¿El tiempo pasa?

A veces no es tan dificil experimentar el paso del tiempo.

Me doy cuenta de cómo cambia cuando bebo una taza de te verde con jazmín. Las flores del verano se han secado ya.

O cuando empiezo una nueva libreta de dibujos. La última es pequeña y tiene las tapas rojas.

Abuela Gata me mira con sus enormes ojos azul cielo. Me dice que lo màs importante en este momento es que me siente en la mecedora, junto a la estufa de leña.

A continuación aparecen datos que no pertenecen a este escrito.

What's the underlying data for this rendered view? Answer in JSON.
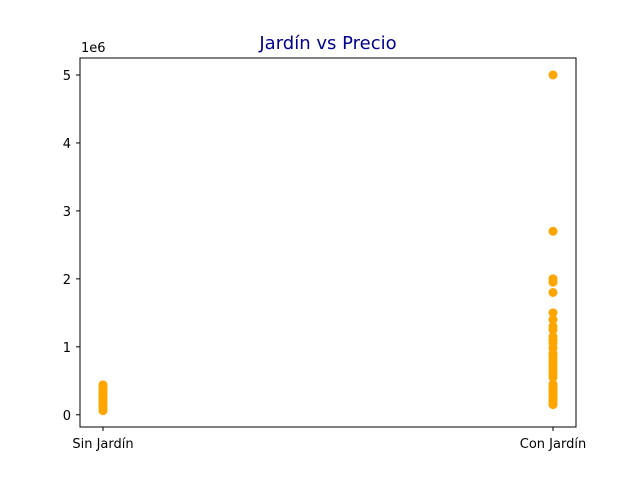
{
  "colors": {
    "title": "#00008b",
    "marker": "#ffa500",
    "axis": "#000000",
    "background": "#ffffff"
  },
  "chart_data": {
    "type": "scatter",
    "title": "Jardín  vs Precio",
    "xlabel": "",
    "ylabel": "",
    "y_offset_label": "1e6",
    "categories": [
      "Sin Jardín",
      "Con Jardín"
    ],
    "y_ticks": [
      0,
      1,
      2,
      3,
      4,
      5
    ],
    "y_multiplier": 1000000,
    "ylim": [
      -180000,
      5250000
    ],
    "grid": false,
    "series": [
      {
        "name": "",
        "points": [
          {
            "x": "Sin Jardín",
            "y": 60000
          },
          {
            "x": "Sin Jardín",
            "y": 100000
          },
          {
            "x": "Sin Jardín",
            "y": 140000
          },
          {
            "x": "Sin Jardín",
            "y": 170000
          },
          {
            "x": "Sin Jardín",
            "y": 200000
          },
          {
            "x": "Sin Jardín",
            "y": 230000
          },
          {
            "x": "Sin Jardín",
            "y": 260000
          },
          {
            "x": "Sin Jardín",
            "y": 290000
          },
          {
            "x": "Sin Jardín",
            "y": 320000
          },
          {
            "x": "Sin Jardín",
            "y": 350000
          },
          {
            "x": "Sin Jardín",
            "y": 380000
          },
          {
            "x": "Sin Jardín",
            "y": 410000
          },
          {
            "x": "Sin Jardín",
            "y": 440000
          },
          {
            "x": "Con Jardín",
            "y": 150000
          },
          {
            "x": "Con Jardín",
            "y": 190000
          },
          {
            "x": "Con Jardín",
            "y": 220000
          },
          {
            "x": "Con Jardín",
            "y": 250000
          },
          {
            "x": "Con Jardín",
            "y": 280000
          },
          {
            "x": "Con Jardín",
            "y": 310000
          },
          {
            "x": "Con Jardín",
            "y": 340000
          },
          {
            "x": "Con Jardín",
            "y": 370000
          },
          {
            "x": "Con Jardín",
            "y": 400000
          },
          {
            "x": "Con Jardín",
            "y": 450000
          },
          {
            "x": "Con Jardín",
            "y": 550000
          },
          {
            "x": "Con Jardín",
            "y": 600000
          },
          {
            "x": "Con Jardín",
            "y": 650000
          },
          {
            "x": "Con Jardín",
            "y": 700000
          },
          {
            "x": "Con Jardín",
            "y": 750000
          },
          {
            "x": "Con Jardín",
            "y": 800000
          },
          {
            "x": "Con Jardín",
            "y": 850000
          },
          {
            "x": "Con Jardín",
            "y": 900000
          },
          {
            "x": "Con Jardín",
            "y": 980000
          },
          {
            "x": "Con Jardín",
            "y": 1050000
          },
          {
            "x": "Con Jardín",
            "y": 1100000
          },
          {
            "x": "Con Jardín",
            "y": 1150000
          },
          {
            "x": "Con Jardín",
            "y": 1250000
          },
          {
            "x": "Con Jardín",
            "y": 1300000
          },
          {
            "x": "Con Jardín",
            "y": 1400000
          },
          {
            "x": "Con Jardín",
            "y": 1500000
          },
          {
            "x": "Con Jardín",
            "y": 1800000
          },
          {
            "x": "Con Jardín",
            "y": 1950000
          },
          {
            "x": "Con Jardín",
            "y": 2000000
          },
          {
            "x": "Con Jardín",
            "y": 2700000
          },
          {
            "x": "Con Jardín",
            "y": 5000000
          }
        ]
      }
    ]
  }
}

Ella, entonces, como ha hecho cada día de invierno desde hace no sé cuántos años, se subirá a mis piernas, se acurrucará, se dejará acariciar, y ronroneará un rato antes de dormirse.

Su último escondite

Asomaban las dos patas blancas y la punta de la cola, por debajo de la cortina. La cortina era en realidad la funda de un almohadón colgada en la puerta de la casita donde vivía, como una cortina para protegerla del viento. El cierzo se cuela por encima de la tapia del huerto, choca contra el muro cubierto de hiedra y, de rebote, hace un remolino en torno al viejo alberjero. Es entonces cuando trata de meterse dentro de la casa verde. Boira llevaba varios días allí dentro. Se asomaba un poco a la entrada, para retozar al sol, y volvía a esconderse. Pero no me extrañó demasiado. Era bastante solitaria.

Cuando ví sus patas y el extremo de su cola, esa cola que tanto recordaba la de un visón, pensé que dormiría. La llamé varias veces. Las demás gatas y gatos estaban ya comiendo. Era raro, demasiado raro, que ella no saliera, aunque a veces, cuando estaba enfadada con Culibilla, le poníamos su comida aparte, para que no riñeran.

Cuando mi mano se acercaba lentamente para tocarla, yo ya sabía que estaba muerta. Es muy dificil, por no decir imposible, coger la zarpa de un gato sin recibir un arañazo. Boira no se movió.

Levanté la cortina para verla. Su postura era la de una gatita dormida, plácida, feliz. Ni un gesto de sufrimiento. No tenía la cara como su hermano cuando encontramos su cuerpo en posición de correr, en medio del campo.

Esa postura suya me ayudó a sobrellevar los siguientes minutos en los que me enfrenté al rito de enterrarla bajo el rosal, justo allí donde había nacido, allí donde jugó, desde donde subía a la tapia para pasear por los tejados, muy cerca del tronco nudoso de la parra a la que con tanta facilidad trepaba.

Me acompañaron su hermano Baco y Zipi II. Miraban mientras yo lloraba y cavaba un hoyo que fuera cómodo para acoger su cuerpo tal y como nos lo había dejado. La acaricié varias veces, culpándome por todas las ocasiones en las que no lo hice, aunque nunca se acaricia lo suficiente a una gata cariñosa. La tapé con una tela morada de Isamar, que habíamos usado para pintar. A Boira le gustaba mucho subirse a la mesa mientras dibujaba. Pusé encima un ramo de hiedra, porque en verano, en las horas de más calor, Boira desaparecía bajo el follaje, oculta como una pequeña "fada". Creo que, en realidad, siempre jugaba a esconderse.

Eché la tierra encima e hice un círculo de piedras.

En ese momento apareció detrás de mí una gatita siamesa con la cola retorcida y los ojos azules. Creí en la magia, una vez más. Boira también tenía los ojos azules.

Boira, la pequeña y blanca Boira, ahora sigue durmiendo escondida bajo la tierra oscura, en ese rincón del huerto en donde el sol calienta durante más rato.

Mientras, otra gata que aún no tiene nombre, corretea por encima.